Complain to NIMH chair Insel, who holds the same views I do. Scientists would like to see a transition away from mind studies, on the reasonable basis that the mind cannot produce empirical evidence, and for the reason that (a) as Insel says, "Patients with mental disorders deserve better", and (b) because disasters like recovered memory therapy are becoming more common.
It does no such thing, your claim is false. (re: the article)
"Mental disorders are biological disorders involving brain circuits that implicate specific domains of cognition, emotion, or behavior". It's the second dot point. The first dot point and parts of the prose strongly imply similar, but the second dot point explicitly states biological underpinning for mental states.
This is why I'm not interested in talking with you anymore. You behave exactly as a religious fundamentalist, twisting words, creating strawmen, ignoring inconvenient statements like the above, and putting words in people's mouths - for example, Insel doesn't say that psychology itself is bad science, just that the DSM isn't as good as it could be. In fact, the word 'psychology' doesn't even appear in his article.
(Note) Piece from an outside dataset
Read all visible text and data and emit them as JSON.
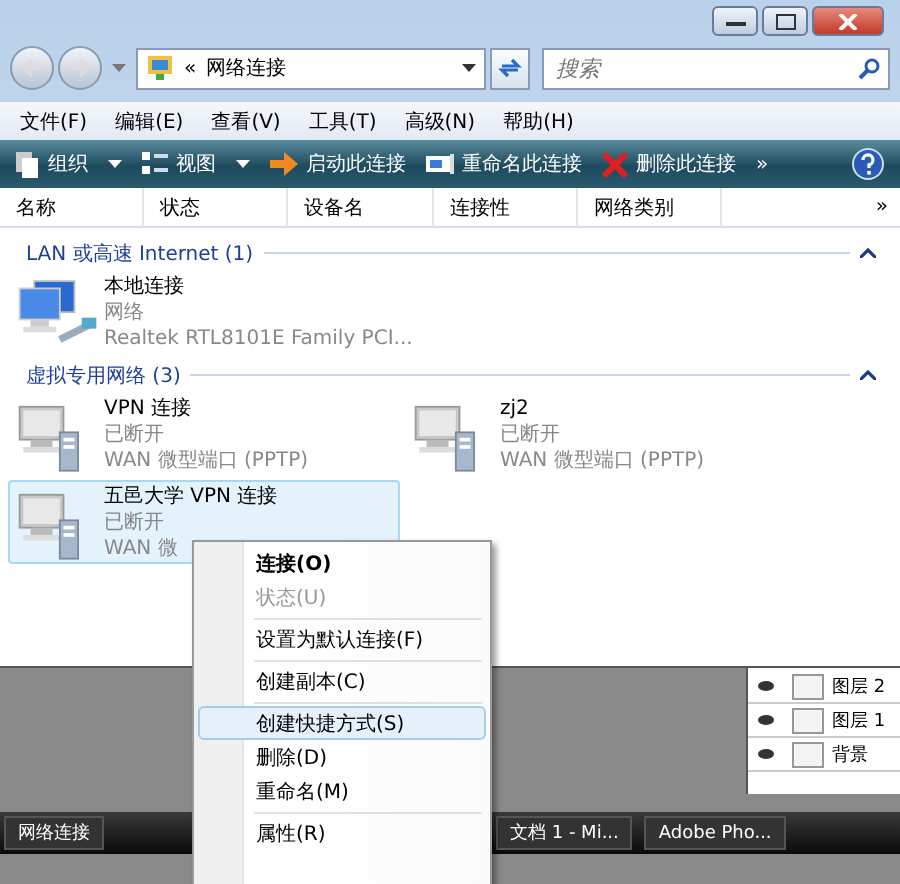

My university degree was a comajor, half a standard psych degree, run by the humanities department, half a neuroscience degree, run by the bioscience department. You are just plain wrong here, and trivially disprovable: damage to the brain causes changes in the subject's mind.
This means all this talk about the life of the mind is philosophy, not science.
Science is philosophy, and robust science relies heavily on methodologies that have been determined through philosophy. Another issue you're getting wrong is the supposed need for science to have explanations. Science is about robust observation and reporting; an explanation is a bonus. No-one wanders around saying that astronomers are charlatans because there's no explanation for dark matter.
It's all much of a muchness, though. You've made up your mind that psychology is some sort of satanic evil, and won't be dissuaded. You've quoted the same NIMH article three times now, missing that the article isn't saying that the DSM is worthless, but instead that there can be a better resource - and that better resource won't come along unless the issue is forced.